With this in mind, we’ve prepared a beginner’s guide to track days, helping you take the first step towards getting out on track.
Before you go
You’ve decided you fancy taking a car on a track day, so the first job is to select a track. The majority of UK tracks hold an event every week, so you won’t have long to wait before you can get out on track.
Selecting a track close to home is a good idea, not least because track days are both mentally and physically tiring, so a long drive home after the event might not be a great idea. If you do have to travel a fair distance, we’d recommend staying overnight in a hotel.
You’ll also need to decide which type of track day you’d prefer as there are two key types
Firstly you can do an ‘open pitlane’ session which is exactly as it sounds - you book an entire day and can enter and exit the track as you wish, although there will be a certain number of cars allowed on the track at any one time.
The second type of track day you can do is known as a 'session day' or simply 'sessions’ which are more structured and you’ll be allocated time slots throughout the day.
Without wishing to burden you with too many decisions at this stage, it’s important to decide which venue is right for you. For example, choosing an airfield might suit beginners, as the run-off areas tend to be more forgiving and there’s less chance of a serious accident.
Whatever you decide, you’ll need to arrange appropriate insurance cover.

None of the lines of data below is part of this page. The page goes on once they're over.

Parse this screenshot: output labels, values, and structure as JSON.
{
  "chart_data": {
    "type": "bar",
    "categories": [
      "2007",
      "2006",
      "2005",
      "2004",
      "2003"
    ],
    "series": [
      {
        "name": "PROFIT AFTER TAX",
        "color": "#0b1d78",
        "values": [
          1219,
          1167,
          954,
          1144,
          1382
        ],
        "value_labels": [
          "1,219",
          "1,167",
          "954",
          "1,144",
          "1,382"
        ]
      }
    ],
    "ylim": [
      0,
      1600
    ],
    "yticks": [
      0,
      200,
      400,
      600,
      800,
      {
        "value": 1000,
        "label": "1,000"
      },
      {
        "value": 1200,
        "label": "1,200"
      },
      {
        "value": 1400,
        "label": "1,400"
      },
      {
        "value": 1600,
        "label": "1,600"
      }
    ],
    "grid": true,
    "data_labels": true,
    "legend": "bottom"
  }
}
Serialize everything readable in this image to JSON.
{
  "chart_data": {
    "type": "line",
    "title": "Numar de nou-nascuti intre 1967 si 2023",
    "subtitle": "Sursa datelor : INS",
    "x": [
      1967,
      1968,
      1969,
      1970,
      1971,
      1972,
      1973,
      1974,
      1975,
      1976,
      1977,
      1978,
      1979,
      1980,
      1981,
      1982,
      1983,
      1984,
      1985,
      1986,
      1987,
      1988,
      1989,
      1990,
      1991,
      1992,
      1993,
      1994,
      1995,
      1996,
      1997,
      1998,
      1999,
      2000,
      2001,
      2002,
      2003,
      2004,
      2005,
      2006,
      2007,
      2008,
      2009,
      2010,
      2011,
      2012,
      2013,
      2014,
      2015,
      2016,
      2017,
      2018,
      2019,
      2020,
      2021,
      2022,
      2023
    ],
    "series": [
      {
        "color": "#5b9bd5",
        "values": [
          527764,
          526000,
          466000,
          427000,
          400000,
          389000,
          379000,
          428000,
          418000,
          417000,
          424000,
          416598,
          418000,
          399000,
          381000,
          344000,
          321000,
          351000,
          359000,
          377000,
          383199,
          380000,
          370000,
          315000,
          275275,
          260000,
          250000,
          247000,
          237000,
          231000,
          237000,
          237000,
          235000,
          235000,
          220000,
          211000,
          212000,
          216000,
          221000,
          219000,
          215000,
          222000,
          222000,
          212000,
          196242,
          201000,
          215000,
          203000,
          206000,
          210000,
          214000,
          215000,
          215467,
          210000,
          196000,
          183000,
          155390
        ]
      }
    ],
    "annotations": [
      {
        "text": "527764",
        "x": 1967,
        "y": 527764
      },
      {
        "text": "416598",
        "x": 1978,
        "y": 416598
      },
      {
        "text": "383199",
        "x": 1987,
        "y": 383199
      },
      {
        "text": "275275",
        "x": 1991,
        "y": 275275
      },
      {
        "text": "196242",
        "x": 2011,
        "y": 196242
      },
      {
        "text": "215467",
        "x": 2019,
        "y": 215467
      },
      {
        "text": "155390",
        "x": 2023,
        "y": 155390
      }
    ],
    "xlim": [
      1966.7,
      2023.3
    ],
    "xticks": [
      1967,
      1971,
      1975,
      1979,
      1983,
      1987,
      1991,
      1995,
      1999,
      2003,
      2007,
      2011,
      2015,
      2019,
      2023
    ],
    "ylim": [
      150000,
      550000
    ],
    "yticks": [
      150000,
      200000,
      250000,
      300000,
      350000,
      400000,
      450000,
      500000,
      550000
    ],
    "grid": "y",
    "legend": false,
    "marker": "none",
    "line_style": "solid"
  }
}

The majority of policies won’t offer track cover as standard and you might find that your provider is unable to help. If so, you’ll be able to arrange track day cover via a specialist provider.
Preparing your car
Crucially, you’ll need to ensure your car isn’t too loud for the track. As a beginner, you’re unlikely to have modified your vehicle, so this shouldn’t be a problem, but noise restrictions are enforced by local councils, so check with the track before you arrive. Your car will be assessed before you’re allowed on track: if it’s too noisy, your day will be over.

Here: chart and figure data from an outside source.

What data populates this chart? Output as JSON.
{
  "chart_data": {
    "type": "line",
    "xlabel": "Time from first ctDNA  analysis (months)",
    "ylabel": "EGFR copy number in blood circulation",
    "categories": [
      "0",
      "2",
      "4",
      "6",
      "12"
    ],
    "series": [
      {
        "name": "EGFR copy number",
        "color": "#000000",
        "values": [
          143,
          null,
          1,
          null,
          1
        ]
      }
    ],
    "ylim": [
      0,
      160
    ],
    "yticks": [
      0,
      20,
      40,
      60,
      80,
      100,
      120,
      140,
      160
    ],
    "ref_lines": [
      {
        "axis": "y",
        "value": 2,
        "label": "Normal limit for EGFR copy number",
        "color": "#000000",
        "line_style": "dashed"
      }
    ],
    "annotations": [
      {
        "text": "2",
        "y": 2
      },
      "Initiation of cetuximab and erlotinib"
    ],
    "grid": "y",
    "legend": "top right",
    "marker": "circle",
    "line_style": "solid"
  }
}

The good news is, if your car is roadworthy and in good mechanical order, it’s probably ready for the track, however, we still advise a number of checks before you participate.
It goes without saying that you’ll need to ensure the brakes have plenty of life in them, but also don’t forget to remove any loose objects from the cabin.

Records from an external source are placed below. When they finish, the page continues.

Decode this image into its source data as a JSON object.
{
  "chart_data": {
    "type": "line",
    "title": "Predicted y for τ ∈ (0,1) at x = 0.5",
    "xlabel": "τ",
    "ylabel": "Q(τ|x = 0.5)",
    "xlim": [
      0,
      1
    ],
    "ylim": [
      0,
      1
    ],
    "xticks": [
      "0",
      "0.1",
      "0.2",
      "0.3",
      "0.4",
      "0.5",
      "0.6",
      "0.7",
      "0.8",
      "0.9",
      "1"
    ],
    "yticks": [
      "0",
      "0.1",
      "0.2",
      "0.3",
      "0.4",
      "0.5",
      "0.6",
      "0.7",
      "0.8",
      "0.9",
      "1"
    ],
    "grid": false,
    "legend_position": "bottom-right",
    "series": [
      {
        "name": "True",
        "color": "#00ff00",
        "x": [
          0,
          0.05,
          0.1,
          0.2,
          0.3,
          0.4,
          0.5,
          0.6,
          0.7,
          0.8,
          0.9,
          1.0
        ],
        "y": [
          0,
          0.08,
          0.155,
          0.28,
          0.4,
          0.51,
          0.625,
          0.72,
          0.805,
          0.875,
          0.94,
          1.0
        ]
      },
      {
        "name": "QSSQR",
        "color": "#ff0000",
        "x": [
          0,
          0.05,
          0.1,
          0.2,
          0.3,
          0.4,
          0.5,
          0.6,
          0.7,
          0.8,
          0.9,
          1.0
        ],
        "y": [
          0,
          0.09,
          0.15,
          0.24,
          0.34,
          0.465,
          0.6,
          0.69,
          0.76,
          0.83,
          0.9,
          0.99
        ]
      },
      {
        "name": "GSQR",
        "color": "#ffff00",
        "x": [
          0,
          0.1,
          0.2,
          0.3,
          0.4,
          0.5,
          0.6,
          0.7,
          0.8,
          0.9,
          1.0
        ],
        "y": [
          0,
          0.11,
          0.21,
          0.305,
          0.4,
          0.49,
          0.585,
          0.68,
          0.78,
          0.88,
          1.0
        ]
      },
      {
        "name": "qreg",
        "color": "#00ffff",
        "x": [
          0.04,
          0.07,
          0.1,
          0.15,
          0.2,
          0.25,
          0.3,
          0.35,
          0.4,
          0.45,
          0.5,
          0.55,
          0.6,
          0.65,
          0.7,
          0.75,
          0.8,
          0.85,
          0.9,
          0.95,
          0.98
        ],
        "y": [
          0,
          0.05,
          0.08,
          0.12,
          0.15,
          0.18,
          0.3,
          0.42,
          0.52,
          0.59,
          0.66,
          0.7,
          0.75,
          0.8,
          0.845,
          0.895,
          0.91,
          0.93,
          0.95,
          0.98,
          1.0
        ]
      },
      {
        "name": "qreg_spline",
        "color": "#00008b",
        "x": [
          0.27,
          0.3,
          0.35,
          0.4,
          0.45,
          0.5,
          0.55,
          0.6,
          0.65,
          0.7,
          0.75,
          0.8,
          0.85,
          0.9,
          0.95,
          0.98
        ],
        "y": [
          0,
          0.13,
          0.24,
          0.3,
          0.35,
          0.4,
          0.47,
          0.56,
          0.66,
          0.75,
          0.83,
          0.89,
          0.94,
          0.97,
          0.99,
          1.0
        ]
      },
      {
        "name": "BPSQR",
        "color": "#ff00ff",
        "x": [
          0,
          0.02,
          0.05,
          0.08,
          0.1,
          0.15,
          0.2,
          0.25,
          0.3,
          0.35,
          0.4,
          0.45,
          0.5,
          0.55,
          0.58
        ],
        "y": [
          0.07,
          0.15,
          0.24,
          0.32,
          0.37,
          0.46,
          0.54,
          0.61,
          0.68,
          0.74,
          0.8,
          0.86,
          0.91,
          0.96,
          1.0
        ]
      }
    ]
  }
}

As a beginner, this is all you need to worry about. If (when), after your first session, you get the track day bug, you might want to consider suspension upgrades, performance modifications and interior enhancements, but that’s a story for another day.
As for you, just be sure your arms and legs are covered – a long sleeve t-shirt and jeans will be fine – but this is often a mandatory rule on most tracks. You will also need to wear a helmet which complies with governing body technical /safety regulations.
These can be hired from the track in exchange for a small fee, unless youhave your own that complies with MSA/ACU regulations. Driving shoes or trainers are recommended.
Oh, and bring plenty of water: track days can leave you dehydrated.
When you arrive at the track
When you arrive at the track, it’s a good idea to fill your tank with fuel. Check where the nearest petrol station is situated, as you don’t want to lose valuable track time searching for fuel mid-session (and circuit filling stations are very expensive).
It might an idea to book some tuition – although you may have ‘driven’ the track on a games console, nothing can prepare you better than time on the actual circuit. Some tracks also insist on seeing your driving licence. Check before you arrive.
You’ll be given a driver briefing before you’re allowed to enter the track. Pay close attention as the rules and regulations vary from track to track. The briefing will also highlight where you can find medical cover and the location of each marshal.
The briefing will also run through the various flags you can expect to see during the day. If you’re familiar with F1, these won’t require too much in the way of homework, but it might be worth familiarising yourself with them before you arrive at the track.
Once you’ve signed the form you’ll be issued with a wristband, at which point you’re good to go.
During the day
You’re ready to enter the circuit – time to set a new fastest lap? Actually, no, because you should spend the first few laps getting to know the track and your car. You’ll be driving alongside more experienced drivers, so don’t be tempted to keep up.
Slowly build your speed as the track becomes more familiar and your confidence starts to grow. The vast majority of tracks use the ‘overtaking on the left’ approach, so be sure to let quicker cars pass.
Marshals will be out in force and will be quick to black flag any misbehaving drivers. A track day is not a competitive environment, so you’re free to enjoy the circuit at a pace that suits you.
When you’re ready to exit the track, be sure to include a ‘cool-down lap’ to protect your brakes, engine and transmission, and do not use the handbrake once you’ve arrived back in the pits (the hot brakes can ‘bind’ if you do: leave it in gear instead). Take a breather, grab a drink, and return to the track once you and your car are fully refreshed.
After the event
Before you leave, be sure to check your car is road-legal. You’re unlikely to have gone through a set of tyres and brake pads on your first session, but it’s worth checking all the same.
Once home, assuming you’ve enjoyed the day, it’s time to start preparing for the next one. There are many useful links online, including circuit guides, events diaries and details of approved instructors.